掲載日 : [2016-02-10] 照会数 : 5565
総連改革へ立ち上がれ…元活動家が講演で賛同者募る
朝鮮総連に対し、北送同胞と日本人配偶者の自由往来の実現や、北韓核兵器開発への反対、金日成・正日親子の肖像画の撤去などを訴えている高忠義さん(東京=朝鮮商工会中杉支部会員)が1月30日、東京都内で講演した。
高さんはかつて朝鮮総連で広島地方の支部宣伝部長などを務めてきた元活動家。昨年10月、朝鮮総連傘下の商工会70周年式典の席で「提言書」を配布し、「おかしいことはおかしいといえる」組織への転換を訴えた。同様の提言書は総連中央本部の許宗萬議長にも送った。
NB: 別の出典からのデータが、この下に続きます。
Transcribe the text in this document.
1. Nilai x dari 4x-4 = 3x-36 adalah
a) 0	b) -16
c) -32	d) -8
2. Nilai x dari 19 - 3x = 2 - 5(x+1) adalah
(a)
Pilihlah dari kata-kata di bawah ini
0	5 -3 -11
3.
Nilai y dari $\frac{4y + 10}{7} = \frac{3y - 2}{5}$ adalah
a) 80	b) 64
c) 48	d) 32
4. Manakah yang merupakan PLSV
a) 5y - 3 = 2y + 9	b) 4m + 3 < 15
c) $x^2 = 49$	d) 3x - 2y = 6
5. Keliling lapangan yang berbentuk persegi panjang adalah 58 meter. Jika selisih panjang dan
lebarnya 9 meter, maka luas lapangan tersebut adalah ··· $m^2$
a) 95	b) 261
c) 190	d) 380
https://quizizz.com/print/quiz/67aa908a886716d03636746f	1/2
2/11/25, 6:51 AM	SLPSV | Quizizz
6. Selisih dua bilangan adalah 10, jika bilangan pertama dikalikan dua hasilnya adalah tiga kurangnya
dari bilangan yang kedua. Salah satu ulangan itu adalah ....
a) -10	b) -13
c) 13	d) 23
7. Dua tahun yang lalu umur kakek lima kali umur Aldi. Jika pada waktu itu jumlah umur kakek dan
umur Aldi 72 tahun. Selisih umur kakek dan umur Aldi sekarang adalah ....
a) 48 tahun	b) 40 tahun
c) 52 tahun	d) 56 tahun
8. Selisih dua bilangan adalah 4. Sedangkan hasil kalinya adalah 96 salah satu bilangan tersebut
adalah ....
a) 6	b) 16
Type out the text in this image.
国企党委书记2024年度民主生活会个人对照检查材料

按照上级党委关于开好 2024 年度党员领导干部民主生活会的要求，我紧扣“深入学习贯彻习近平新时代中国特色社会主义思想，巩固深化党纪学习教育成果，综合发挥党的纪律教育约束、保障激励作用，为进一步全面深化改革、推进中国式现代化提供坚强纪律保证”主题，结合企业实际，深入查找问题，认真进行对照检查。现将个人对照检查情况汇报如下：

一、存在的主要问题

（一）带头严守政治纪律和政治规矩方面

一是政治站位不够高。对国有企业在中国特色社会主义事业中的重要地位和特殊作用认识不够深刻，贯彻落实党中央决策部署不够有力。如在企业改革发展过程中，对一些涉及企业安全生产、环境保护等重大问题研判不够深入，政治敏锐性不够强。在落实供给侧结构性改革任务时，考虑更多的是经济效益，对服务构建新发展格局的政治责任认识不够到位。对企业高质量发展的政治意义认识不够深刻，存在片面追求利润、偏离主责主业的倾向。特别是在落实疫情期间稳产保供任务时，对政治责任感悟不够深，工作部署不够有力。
当時の心境について高さんは、「活動家としてではなく、一人の同胞として、長い間おかしいと思っていた総連の体制に声を上げた」と告白した。このことで実兄(朝鮮大学校前教員)からは絶縁を言いわたされたが、妹たちからは逆に応援されたという。
高さんは、「自分と同じように総連に対して疑問を持っている人はほかにもいるはず。しかし、組織に所属しているため、後のことを考えて抗議の声を出すことができない」と述べた。それでも「徐々に周囲に波及しているのを感じている」という。「自分の声が若い人にも届いて(一緒に)立ち上がってほしい」と結んだ。
今回の講演は「北朝鮮帰国者の生命と人権を守る会」関東が、「学習会」として企画した。